NOTE: A SCOBY should never be moldy or mushy or have dark spots. It should be a whitish color and should feel like fresh calamari. Store your SCOBY with 1 cup kombucha in an airtight jar in a cool, dark (but not refrigerated) place. The more often you brew your own kombucha, the more SCOBY babies you will have. Gift these in glass jars to friends or family so they can join in on the fun too!
CONCORD GRAPE
24 ounces First-Ferment Kombucha (page 88)
2 teaspoons Concord grape juice
SOUR CHERRY AND CRANBERRY
24 ounces First-Ferment Kombucha (page 88)
1 teaspoon sour cherry juice
1 tablespoon cranberries
LEMONGRASS GINGER
24 ounces First-Ferment Kombucha (page 88)
1 tablespoon freshly grated ginger
1 fresh lemongrass stem
A fresh green juice or smoothie either first thing in the morning or before a meal will give your body a natural boost and plenty of health benefits. This flood of raw nutrition—in the form of highly concentrated vitamins, minerals, and enzymes—quickly enters the bloodstream and allows your body to maximize all of the nutritional benefits. By drinking the juice and skipping the fiber, you’re also letting your gut temporarily rest and repair. Keeping a ratio of 80 percent vegetables to 20 percent fruit helps you avoid blood sugar spikes and helps maintain satiety. Making your own green juice gives you flexibility in taste and the benefit of optimal nutritional value, and it’s more cost effective, too! If you don’t have a juicer, blend the ingredients together and strain out the pulp, just as you would with nut milk.
CHOOSE YOUR FAVORITE COMBINATION |
BASE (3 cups) Apples Carrots Cucumbers Pineapple Watermelon |
VEGETABLES (1–2 pieces) Beets Celery Fennel |
LEAFY (4 cups) Chard Collards Kale Lettuce Spinach |
FRUIT (1–2 pieces) Apples Berries Grapefruit Grapes Kiwis Lemons Mangoes Oranges Pears |
ADDITIONS (¼ cup chopped) Fresh basil Fresh cilantro Freshly grated ginger Fresh mint Jalapeño peppers |
ROMAINE HOLIDAY
MAKES 2 SERVINGS (3 CUPS)
4 cups romaine lettuce, roughly chopped
2 green apples, peeled and roughly chopped
1 zucchini, peeled and roughly chopped
1 cup spinach, roughly chopped
¼ cup roughly chopped fresh basil
1 celery stalk, roughly chopped
½ lime, peeled and roughly chopped
METHOD
Extract the ingredients through a juicer. Serve.
Savory blends are really just smoothies without fruit. On the plane rides home to Hong Kong during holiday breaks in my college years, I’d often order a V8 vegetable and fruit drink for a good in-flight vitamin boost during those long-haul trips. Spicy drinks stimulate blood circulation and digestion.
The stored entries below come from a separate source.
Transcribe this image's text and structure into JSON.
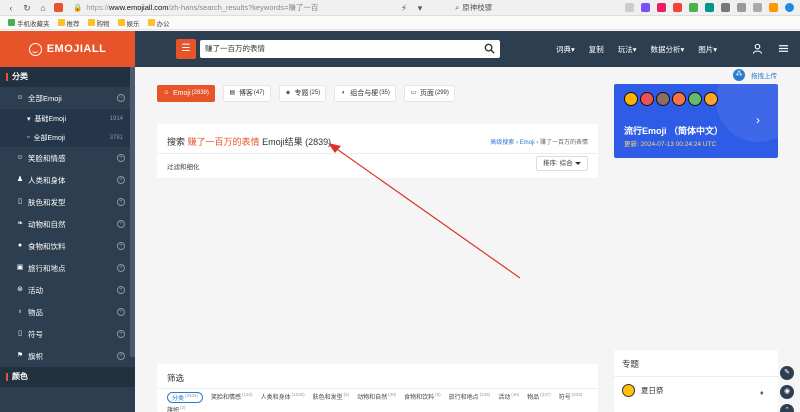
{
  "browser": {
    "url_scheme": "https://",
    "url_domain": "www.emojiall.com",
    "url_path": "/zh-hans/search_results?keywords=赚了一百",
    "search_engine_text": "原神枝骤"
  },
  "bookmarks": [
    {
      "label": "手机收藏夹",
      "icon": "phone-icon"
    },
    {
      "label": "推荐",
      "icon": "folder-icon"
    },
    {
      "label": "购物",
      "icon": "folder-icon"
    },
    {
      "label": "娱乐",
      "icon": "folder-icon"
    },
    {
      "label": "办公",
      "icon": "folder-icon"
    }
  ],
  "header": {
    "logo": "EMOJIALL",
    "search_value": "赚了一百万的表情",
    "nav": [
      "词典▾",
      "复制",
      "玩法▾",
      "数据分析▾",
      "图片▾"
    ]
  },
  "sidebar": {
    "section_category": "分类",
    "section_emoji": "颜色",
    "all_emoji": "全部Emoji",
    "sub_items": [
      {
        "label": "基础Emoji",
        "count": "1914"
      },
      {
        "label": "全部Emoji",
        "count": "3781"
      }
    ],
    "items": [
      {
        "label": "笑脸和情感",
        "icon": "smile-icon"
      },
      {
        "label": "人类和身体",
        "icon": "person-icon"
      },
      {
        "label": "肤色和发型",
        "icon": "skin-icon"
      },
      {
        "label": "动物和自然",
        "icon": "paw-icon"
      },
      {
        "label": "食物和饮料",
        "icon": "food-icon"
      },
      {
        "label": "旅行和地点",
        "icon": "car-icon"
      },
      {
        "label": "活动",
        "icon": "ball-icon"
      },
      {
        "label": "物品",
        "icon": "bulb-icon"
      },
      {
        "label": "符号",
        "icon": "symbol-icon"
      },
      {
        "label": "旗帜",
        "icon": "flag-icon"
      }
    ]
  },
  "tabs": [
    {
      "label": "Emoji",
      "count": "(2839)",
      "active": true,
      "icon": "smile-icon"
    },
    {
      "label": "博客",
      "count": "(47)",
      "active": false,
      "icon": "blog-icon"
    },
    {
      "label": "专题",
      "count": "(25)",
      "active": false,
      "icon": "tag-icon"
    },
    {
      "label": "组合与梗",
      "count": "(35)",
      "active": false,
      "icon": "combo-icon"
    },
    {
      "label": "页面",
      "count": "(299)",
      "active": false,
      "icon": "page-icon"
    }
  ],
  "results": {
    "prefix": "搜索",
    "keyword": "赚了一百万的表情",
    "suffix": "Emoji结果 (2839)",
    "breadcrumb_link": "高级搜索",
    "breadcrumb_mid": "Emoji",
    "breadcrumb_last": "赚了一百万的表情",
    "filter_label": "过滤和细化",
    "sort_label": "排序: 综合"
  },
  "screening": {
    "title": "筛选",
    "chips": [
      {
        "label": "分类",
        "count": "(2534)",
        "active": true
      },
      {
        "label": "笑脸和情感",
        "count": "(133)"
      },
      {
        "label": "人类和身体",
        "count": "(1335)"
      },
      {
        "label": "肤色和发型",
        "count": "(6)"
      },
      {
        "label": "动物和自然",
        "count": "(39)"
      },
      {
        "label": "食物和饮料",
        "count": "(9)"
      },
      {
        "label": "旅行和地点",
        "count": "(248)"
      },
      {
        "label": "活动",
        "count": "(46)"
      },
      {
        "label": "物品",
        "count": "(237)"
      },
      {
        "label": "符号",
        "count": "(233)"
      },
      {
        "label": "旗帜",
        "count": "(2)"
      }
    ]
  },
  "right": {
    "upload_label": "拖拽上传",
    "trend_title": "流行Emoji （简体中文）",
    "trend_date": "更新: 2024-07-13 00:24:24 UTC",
    "topic_title": "专题",
    "topic_item": "夏日祭"
  },
  "colors": {
    "brand": "#e8542a",
    "header_bg": "#2d3e50",
    "trend_bg": "#2e5ce6",
    "link": "#2a7ad1",
    "annotation": "#d9342b"
  }
}
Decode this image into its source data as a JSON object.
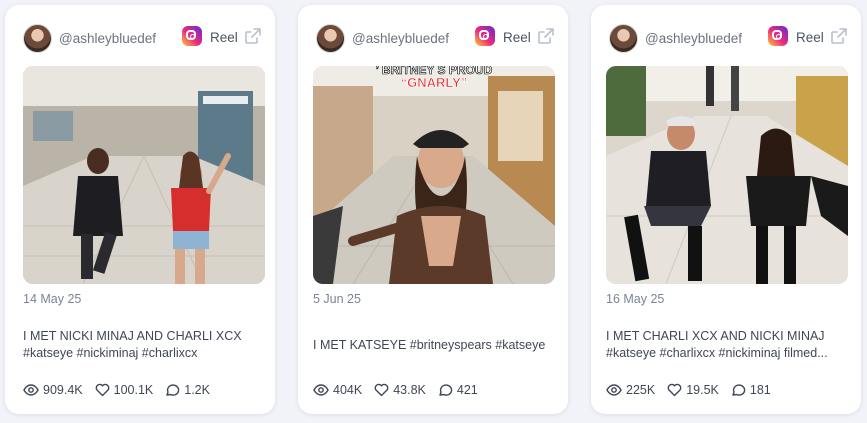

CHOOSE YOUR FAVORITE COMBINATION |
BASE (1–2 cups) Cucumbers Filtered water Tomatoes Watermelon |
THICKENERS (1 cup) Avocados (frozen) Butternut squash Cauliflower Pumpkin Sweet potatoes Zucchini (cooked) |
FLAVORS (½ cup) Beets Carrots Celery Cucumbers |
LEAFY (1 cup) Cabbage (½ cup) Kale Romaine Spinach Sweet potato leaves |
PROTEIN/FATS (1–2 tablespoons) Beans (cooked) Chia seeds Hemp seeds |
ADDITIONS (½ teaspoon–1 tablespoon) Chili peppers Fresh herbs Freshly grated ginger Garlic Onion Salt + freshly ground black pepper Spices |
SPICY MARY
MAKES 1 SERVING
3 tomatoes
1 cup cooked butternut squash
1 cup romaine lettuce
2 celery stalks
1 red chili pepper
1 tablespoon hemp seeds
½ golden beet, thinly sliced
Salt to taste
Freshly ground black pepper to taste
METHOD
Combine the tomatoes, butternut squash, romaine lettuce, 1 of the celery stalks, the chili pepper, hemp seeds, and almost all of the beet slices in a blender and blend until smooth. Season with the salt and black pepper and serve, garnished with the remaining celery stalk and beet slices.